1. Absolutely right! All of these points are right on. The only thing I might add is open G tuning is great to play with too, and it has a beautiful sound. I used to marvel at the tones people were geting and then I learned open G…it opened up a whole new world.

  2. All great points for sure.

    My two cents I would add from my experience are:

    Get John’s lessons and expect to put in the time to go through them.

    Patience. Plan large goals in months not weeks or days.

    You will get frustrated. Find ways to get through it. Possibly taking a small break or go to something completely different to try and learn for a bit. I find myself playing the same thing over and over wishing I could move on and then almost out of no where I get something. It clicks and finally makes sense.

    Ask. I have found others here learning slide with John’s lessons or otherwise and all have been very helpful when I have questions as well as John. He has always been very helpful with email responses to my questions.

    Good luck and keep on sliding!

  3. Great reading John, the new site is awesome. Whoever did the redesign is almost as good as I am..haha.

    I have a different reason for not continuing to play slide guitar and any other method as well. Health reasons. It’s been close to 20 months since I hurt my left hand. Still don’t know what I did to hurt that joint and every time I pick up a guitar I get the sharpest pain I have ever felt in my left fretting hand. It pain emanates from the lower joint of the thumb on the inside. There isn’t much I can really do about without health insurance so it is what it is. I hope to get back in the game soon because I know darn good well I am rusty and need to practice again. I had made real good progress until that time with your lessons.
    Continued good fortune for you John.

    1. Hey Steve, I know it’s a bummer when health issues interfere with your playing but I just want to say don’t give up. Both of my hands are locked in a half fist position with no finger movement. Fingers are curled and deformed and I thought I would never play again. But then two things happened.

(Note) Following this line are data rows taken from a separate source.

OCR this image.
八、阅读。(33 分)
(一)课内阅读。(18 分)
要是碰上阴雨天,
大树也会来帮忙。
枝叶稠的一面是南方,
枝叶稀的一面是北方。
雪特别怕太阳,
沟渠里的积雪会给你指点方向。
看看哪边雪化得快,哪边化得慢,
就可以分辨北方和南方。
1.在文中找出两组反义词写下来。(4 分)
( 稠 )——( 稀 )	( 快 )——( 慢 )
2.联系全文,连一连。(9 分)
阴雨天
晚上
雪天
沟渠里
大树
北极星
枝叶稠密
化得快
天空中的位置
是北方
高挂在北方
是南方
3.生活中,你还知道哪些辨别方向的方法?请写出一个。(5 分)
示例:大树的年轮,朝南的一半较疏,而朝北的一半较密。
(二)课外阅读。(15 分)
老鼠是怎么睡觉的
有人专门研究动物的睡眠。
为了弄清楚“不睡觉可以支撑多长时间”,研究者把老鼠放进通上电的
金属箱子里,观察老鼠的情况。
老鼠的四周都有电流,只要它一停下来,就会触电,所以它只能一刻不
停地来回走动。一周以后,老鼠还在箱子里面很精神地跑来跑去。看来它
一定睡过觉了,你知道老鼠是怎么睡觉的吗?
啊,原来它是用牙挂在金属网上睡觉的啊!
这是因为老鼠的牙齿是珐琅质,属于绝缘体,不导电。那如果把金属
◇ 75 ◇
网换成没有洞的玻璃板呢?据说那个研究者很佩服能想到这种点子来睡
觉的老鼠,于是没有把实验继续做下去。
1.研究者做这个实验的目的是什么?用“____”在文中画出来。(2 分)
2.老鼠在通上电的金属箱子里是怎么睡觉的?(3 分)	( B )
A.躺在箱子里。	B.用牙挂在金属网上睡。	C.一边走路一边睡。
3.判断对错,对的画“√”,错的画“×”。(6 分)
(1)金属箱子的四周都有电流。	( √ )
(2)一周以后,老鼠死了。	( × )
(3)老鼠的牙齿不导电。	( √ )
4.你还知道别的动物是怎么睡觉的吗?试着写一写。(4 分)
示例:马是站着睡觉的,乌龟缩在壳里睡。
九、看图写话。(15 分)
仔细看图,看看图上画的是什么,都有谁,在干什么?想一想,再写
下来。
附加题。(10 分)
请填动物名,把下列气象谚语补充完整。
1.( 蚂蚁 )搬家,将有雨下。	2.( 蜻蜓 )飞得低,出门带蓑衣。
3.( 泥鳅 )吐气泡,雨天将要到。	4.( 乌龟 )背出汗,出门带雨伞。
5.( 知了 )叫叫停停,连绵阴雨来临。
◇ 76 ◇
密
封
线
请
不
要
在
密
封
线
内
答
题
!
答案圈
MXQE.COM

I discovered the lap steel and John’s lessons. I put a slide on my left thumb and a pick on my right thumb,(have some movement in thumbs still) tuned the lap steel to open E and never looked back.
      I’m not saying this is the solution for you, just that, where there’s a will there’s a way. Of course, the best solution for you would be to get that thumb issue looked after. Good luck and hope you are able to get back to playing again.
      And btw, thanks for this John, all good points although the one about using a pick doesn’t apply since I really have no other option.

  4. I never took any lessons.

    I just picked up a slide after about 3-4 years of playing and ran with it.
    (I play an Ibanez Artwood)
    Of course I did add a little piece of cardboard under the bridge to push it up 1/8-1/6 of an inch, but other than that the action wasn’t raised.

    I started in Open G but since I didn’t like the sound of G to much I tuned it down to Open F.
    C F C F A C
    Which sounded alot better for me personally.
    Used to use .13 gage Ernie Ball acoustic slinkies but I switched to the .12 which give me more fingering capabilities and allow for the use of the slide still.

    But truth be told, all it takes is practice and dedication.
    Wanna know the real reason why “you” never got good?
    You gave up.

  5. There are no stupid questions….just stupid people, right? Okay, here’s mine. I don’t play guitar at all now but want to learn and am willing to devote an hour a day, every day, to practice. Since I have always loved the sound of a slide guitar that’s where I want to end up. No illusions about playing in a band or achieving some superior level of play. I would just like to enjoy playing on my front porch at the end of the day.

    So what is the path a non-playing player who wants to play slide guitar should take and given my practice commitment what would be the time frame in order to get moderately competent with it?


    1. If you’ve never played guitar before, then you should find a private teacher in your area to get the basics down first before attempting slide guitar. Hope that helps.